Norway offered a fitting setting for this exploration. With nearly 100% renewable electricity and world-leading electric vehicle adoption, the country presents itself as a climate frontrunner. Yet, its wealth remains tied to oil exports, and its lifestyles are marked by high material consumption (external link). This sustainability paradox became a productive lens through which participants engaged with questions of wellbeing, socio-material practices, and the boundaries of technological "solutions".

SOMAT is part of the INTPART-funded project on Sociomaterial Transformations (SoMaT (external link)), which examines sustainability transitions through a Humanities-based Science and Technology Studies (STS) perspective. Participants explored topics such as digitalization, diversity thinking, and speculative design, all while grounding their analysis in a sociomaterial understanding: that the material and the social are inseparably intertwined in shaping human practice.

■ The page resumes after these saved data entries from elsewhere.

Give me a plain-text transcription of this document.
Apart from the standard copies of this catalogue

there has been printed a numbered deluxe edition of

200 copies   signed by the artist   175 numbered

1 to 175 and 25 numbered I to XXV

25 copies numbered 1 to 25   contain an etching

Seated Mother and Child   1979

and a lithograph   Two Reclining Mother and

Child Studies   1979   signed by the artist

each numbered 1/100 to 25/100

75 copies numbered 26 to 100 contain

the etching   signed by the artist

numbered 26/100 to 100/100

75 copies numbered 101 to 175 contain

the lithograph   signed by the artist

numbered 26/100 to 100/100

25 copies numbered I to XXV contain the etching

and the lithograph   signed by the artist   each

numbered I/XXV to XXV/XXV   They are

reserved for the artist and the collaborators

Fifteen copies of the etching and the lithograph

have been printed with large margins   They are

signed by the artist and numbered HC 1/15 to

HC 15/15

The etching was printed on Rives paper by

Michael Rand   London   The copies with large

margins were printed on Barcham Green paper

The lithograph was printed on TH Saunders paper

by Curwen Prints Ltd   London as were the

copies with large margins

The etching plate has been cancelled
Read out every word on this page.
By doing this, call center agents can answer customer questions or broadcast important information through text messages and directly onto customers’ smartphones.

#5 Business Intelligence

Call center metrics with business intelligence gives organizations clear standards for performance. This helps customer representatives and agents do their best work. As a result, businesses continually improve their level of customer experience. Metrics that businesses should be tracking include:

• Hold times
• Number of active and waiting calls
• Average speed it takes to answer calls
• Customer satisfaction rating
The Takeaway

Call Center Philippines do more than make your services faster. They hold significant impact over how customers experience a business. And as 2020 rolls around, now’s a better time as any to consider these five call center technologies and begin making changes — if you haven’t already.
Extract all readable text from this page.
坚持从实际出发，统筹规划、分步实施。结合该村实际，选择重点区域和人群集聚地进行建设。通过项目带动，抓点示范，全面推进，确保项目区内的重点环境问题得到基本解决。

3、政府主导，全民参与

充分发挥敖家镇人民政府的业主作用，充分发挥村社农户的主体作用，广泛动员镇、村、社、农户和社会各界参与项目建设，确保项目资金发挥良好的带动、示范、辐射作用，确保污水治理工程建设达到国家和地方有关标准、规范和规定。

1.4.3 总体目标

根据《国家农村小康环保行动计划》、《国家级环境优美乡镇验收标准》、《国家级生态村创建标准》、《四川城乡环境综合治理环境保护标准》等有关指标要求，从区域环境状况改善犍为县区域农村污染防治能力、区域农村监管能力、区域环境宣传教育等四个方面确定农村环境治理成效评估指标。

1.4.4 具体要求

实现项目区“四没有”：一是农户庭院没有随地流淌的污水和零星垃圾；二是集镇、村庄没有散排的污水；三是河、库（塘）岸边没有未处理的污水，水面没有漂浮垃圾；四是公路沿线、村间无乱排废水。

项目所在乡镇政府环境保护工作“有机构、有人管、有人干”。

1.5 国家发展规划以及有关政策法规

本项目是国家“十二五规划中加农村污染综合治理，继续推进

Crucially, sufficiency emerged throughout as a key concept, connecting insights from AI ethics to everyday infrastructures and community-based practices. Whether in lectures on post-growth futures or in case studies of contested urban spaces, sufficiency helped articulate a normative direction: How much is enough, and for whom?

Practicing Sufficiency on the ground, participants were divided into teams and worked on two real-world case studies:

  • Lian Gård, a former restaurant and recreational hub on the edge of Trondheim, now seeks a new identity in a rapidly urbanizing region. How might it become a site for inclusive, sustainable transitions rooted in place and history?
  • Svartlamoen, a former squat turned urban experimental zone, embodies practices of sufficiency in daily life. Residents repurpose materials, share tools, and govern collectively, reimagining what it means to meet needs outside market logic.

Both cases invited participants to apply interdisciplinary insights while grappling with concrete challenges. These experiences demonstrated that sufficiency is not just a theoretical framework, it can guide transformative action in very different socio-material contexts.

A defining feature of SOMAT was its embrace of epistemic plurality, with participants from Europe, Australia, Japan, China, and South Korea. At the same time, the Sufficiency and Beyond conference brought together researchers from Europe and Asia. These programs became a living experiment in cross-cultural sustainability dialogue. Rather than smoothing over differences, the process revealed how diverse philosophies, from Confucian moderation (external link) to Taoist enoughness (external link) , or the South American Buen Vivir (external link) conception of reciprocity and wellbeing as inseparable from nature contain deep resonances with sufficiency thinking. This intercultural exchange affirmed a core insight: sufficiency principles are not confined to the Global North or South, but emerge wherever people reflect critically on how to live well within limits.

In a time of interlocking crises, ecological, social, and digital, the most urgent sustainability challenges are not technological, but cultural and political. The SOMAT summer school and Sufficiency and Beyond conference reminded us that sufficiency offers a coherent and adaptable framework for navigating ethically these crises, one that transcends disciplinary and geographic boundaries.

Whether drawn from ancient philosophies or experimental urban practices, sufficiency speaks a language many already know intuitively: a call to centre wellbeing over accumulation, collective care over consumption, and long-term resilience over short-term growth.

Far from being a marginal idea, sufficiency may well be the ethical core around which diverse sustainability transformations can coalesce.